A Successful, Profitable Business...What Good Is It?

 

                A successful, profitable business hires people. That creates jobs. The best thing you can do for someone is provide employment. But without success, no business can afford to hire anyone. No jobs. The societal good of creating jobs is best appreciated when there aren’t any. Folks with jobs spend money, buy goods and services, buy homes, pay taxes, and get the prosperity cycle moving upward and everyone benefits. Now that’s real social progress.

 

                A successful, profitable business needs services and pays for them. This spreads wealth around to building owners, truckers, subcontractors, and ad firms. Successful businesses advertise, which supports the newspapers. It’s always a mystery to me reading published editorials denouncing evil greedy business, when businesses are the ones making it possible to buy that poison ink by the barrel.

 

You REALLY Want To "Spread the Wealth Around?"

 

                A successful, profitable business pays taxes. This is how the services everyone wants--and lots of folks demand--are supported. The business enterprise doesn’t do its thing for the purpose of keeping us protected from crime and fire—but that’s the actual result.

 

                A successful, profitable business spreads wealth around as efficiently as a seed machine. 20th Century Detroit was a wealth geyser, and that wealth gushed down to all levels, including poor African-Americans who fled the Jim Crow south.
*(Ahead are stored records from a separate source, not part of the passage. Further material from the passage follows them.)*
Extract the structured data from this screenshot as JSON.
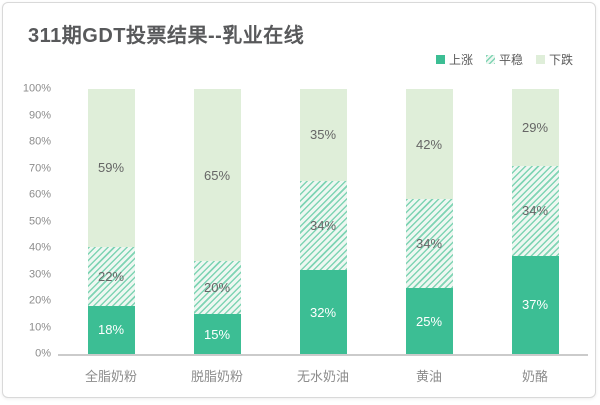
{
  "chart": {
    "title": "311期GDT投票结果--乳业在线"
  },
  "chart_data": {
    "type": "bar",
    "stacked": true,
    "unit": "%",
    "title": "311期GDT投票结果--乳业在线",
    "categories": [
      "全脂奶粉",
      "脱脂奶粉",
      "无水奶油",
      "黄油",
      "奶酪"
    ],
    "series": [
      {
        "name": "上涨",
        "style": "solid",
        "values": [
          18,
          15,
          32,
          25,
          37
        ]
      },
      {
        "name": "平稳",
        "style": "hatched",
        "values": [
          22,
          20,
          34,
          34,
          34
        ]
      },
      {
        "name": "下跌",
        "style": "light",
        "values": [
          59,
          65,
          35,
          42,
          29
        ]
      }
    ],
    "xlabel": "",
    "ylabel": "",
    "ylim": [
      0,
      100
    ],
    "yticks": [
      "0%",
      "10%",
      "20%",
      "30%",
      "40%",
      "50%",
      "60%",
      "70%",
      "80%",
      "90%",
      "100%"
    ],
    "legend_position": "top-right",
    "grid": false
  },
  "colors": {
    "rise": "#3cbe94",
    "fall": "#dfeed9",
    "stable_stripe": "#7fd4b4",
    "stable_bg": "#eef7f1",
    "title_text": "#58595b",
    "axis_text": "#8c8c8c",
    "label_dark": "#666666",
    "label_light": "#ffffff",
    "axis_line": "#cbcbcb",
    "card_border": "#d9d9d9"
  }
}
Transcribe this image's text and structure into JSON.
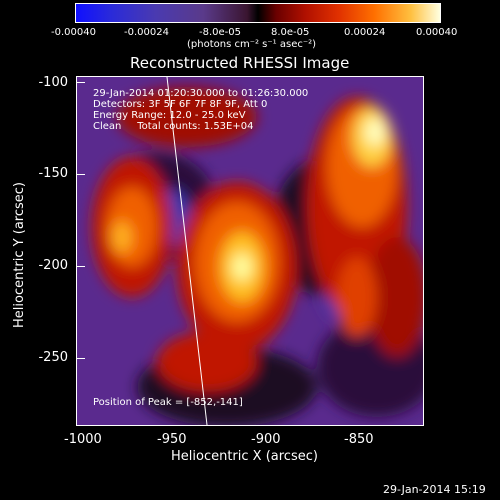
{
  "colorbar": {
    "ticks": [
      "-0.00040",
      "-0.00024",
      "-8.0e-05",
      "8.0e-05",
      "0.00024",
      "0.00040"
    ],
    "unit": "(photons cm⁻² s⁻¹ asec⁻²)",
    "range": [
      -0.0004,
      0.0004
    ]
  },
  "title": "Reconstructed RHESSI Image",
  "annotations": {
    "time": "29-Jan-2014 01:20:30.000 to 01:26:30.000",
    "detectors": "Detectors: 3F 5F 6F 7F 8F 9F, Att 0",
    "energy": "Energy Range: 12.0 - 25.0 keV",
    "clean": "Clean     Total counts: 1.53E+04",
    "peak": "Position of Peak = [-852,-141]"
  },
  "axes": {
    "xlabel": "Heliocentric X (arcsec)",
    "ylabel": "Heliocentric Y (arcsec)",
    "xticks": [
      "-1000",
      "-950",
      "-900",
      "-850"
    ],
    "yticks": [
      "-100",
      "-150",
      "-200",
      "-250"
    ],
    "xlim": [
      -1005,
      -820
    ],
    "ylim": [
      -287,
      -95
    ]
  },
  "footer": {
    "timestamp": "29-Jan-2014 15:19"
  }
}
One of the great “wealth spreading” events was Henry Ford’s institution of the $5 day. But old Henry didn’t do that because the Ghosts of Christmas stopped by. It was 1915, Europe was aflame and the demand for product meant Ford needed a reliable source of good productive labor. The extra pay was for market value received, not for charity.

 

 

So for Social Good, Wealth Sharing, and Charity Too...

 

                But while we’re speaking of charity, a successful business does indeed give to charity, both the enterprise itself and the individuals who have profited. But this is a by-product and function of the wealth earned by the enterprise. Without profitability and success, there’s no money to give. Ask all the local charities and non-profits what life is like without GM support.

 

                So if you want social good, charity, and wealth sharing, the best thing to do is leave

 the business alone. Left to itsown devices, businesses will do all the things the politicians and social activists want to see done. Only they’ll do it without the politicians and social activists, which may be the reason those groups are always eager to attack business.